I’ve been a long-time Lightroom user, recently looking at whether I should be moving to Lightroom CC, or Apple Photos or RawTherapee. I use all this software on a MacBook Pro with 2560x1600 resolution.
Loading up a Nikon NEF file in RawTherapee, I’m finding that the images displayed by RT is fuzzy at all zoom levels compared to the same image at the same zoom level in the other apps. Is this normal?
Take the below image for example. This is a piece of towel rendered in RawTherapee:
The same NEF file, same piece of towel at a very similar zoom in Apple Photos:
The latter image is clearly much more clear. Playing with sharpening doesn’t help. It’s not the processing of the image but the actual rendering to the screen that’s not taking advantage of the full screen resolution. You can confirm this by zooming into the above images and seeing larger blocks in the RT version. The first time I saw the RT version, I thought my eyes had gone bad. But it’s just the rendering that’s in RawTherapee.
What you’re experiencing is a cocktail of confusion on several levels:
Don’t do this test using raw images. A raw image cannot just be shown, it must first be cooked. It’s like a refrigerator full of raw stuff and a recipe, it’s not a ready meal.
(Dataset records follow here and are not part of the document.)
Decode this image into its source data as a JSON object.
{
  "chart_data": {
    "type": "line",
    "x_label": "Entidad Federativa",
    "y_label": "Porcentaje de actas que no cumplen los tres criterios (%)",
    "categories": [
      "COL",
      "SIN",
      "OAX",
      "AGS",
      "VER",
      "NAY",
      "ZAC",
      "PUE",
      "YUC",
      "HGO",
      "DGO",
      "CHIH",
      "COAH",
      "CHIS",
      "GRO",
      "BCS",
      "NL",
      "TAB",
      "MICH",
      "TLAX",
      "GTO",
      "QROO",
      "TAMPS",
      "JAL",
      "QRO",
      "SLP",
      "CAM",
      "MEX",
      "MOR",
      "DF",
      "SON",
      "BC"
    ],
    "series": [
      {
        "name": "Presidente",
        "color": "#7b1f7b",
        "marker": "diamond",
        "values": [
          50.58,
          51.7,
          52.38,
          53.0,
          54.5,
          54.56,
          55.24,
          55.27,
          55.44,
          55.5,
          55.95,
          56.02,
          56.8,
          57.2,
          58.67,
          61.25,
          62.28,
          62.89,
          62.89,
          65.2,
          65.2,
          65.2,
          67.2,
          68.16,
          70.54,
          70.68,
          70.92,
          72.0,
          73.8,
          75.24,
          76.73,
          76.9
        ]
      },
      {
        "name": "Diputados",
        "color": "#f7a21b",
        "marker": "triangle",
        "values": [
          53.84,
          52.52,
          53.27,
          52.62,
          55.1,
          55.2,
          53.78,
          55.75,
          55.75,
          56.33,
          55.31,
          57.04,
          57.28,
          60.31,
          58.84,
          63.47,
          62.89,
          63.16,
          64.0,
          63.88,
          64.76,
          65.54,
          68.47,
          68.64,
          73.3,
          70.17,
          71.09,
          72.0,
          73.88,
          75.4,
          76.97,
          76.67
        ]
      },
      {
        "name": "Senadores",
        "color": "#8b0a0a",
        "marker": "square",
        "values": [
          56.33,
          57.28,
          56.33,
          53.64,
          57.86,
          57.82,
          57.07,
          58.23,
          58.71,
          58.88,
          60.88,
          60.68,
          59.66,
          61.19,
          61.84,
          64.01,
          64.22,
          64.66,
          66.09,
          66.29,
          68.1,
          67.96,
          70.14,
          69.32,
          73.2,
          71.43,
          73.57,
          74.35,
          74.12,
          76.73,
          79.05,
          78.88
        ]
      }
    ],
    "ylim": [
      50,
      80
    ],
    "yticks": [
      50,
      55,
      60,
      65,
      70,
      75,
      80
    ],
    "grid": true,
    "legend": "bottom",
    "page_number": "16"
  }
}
Lightroom’s interpretation of a raw image is different to RawTherapee’s interpretation, Lightroom does a bunch of stuff to the image by default including sharpening which RawTherapee does not do by default. That’s why you should perform this test using a non-raw file.
RawTherapee’s sharpening and noise reduction tools only affect the preview at a zoom level of 100% or more.
RawTherapee is not HiDPI-ready, i.e. none of us developers have HiDPI screens and so it probably doesn’t perform optimally on such screens. When I simulate a HiDPI screen using scaling, everything in RawTherapee including the thumbnails and main preview are also upscaled.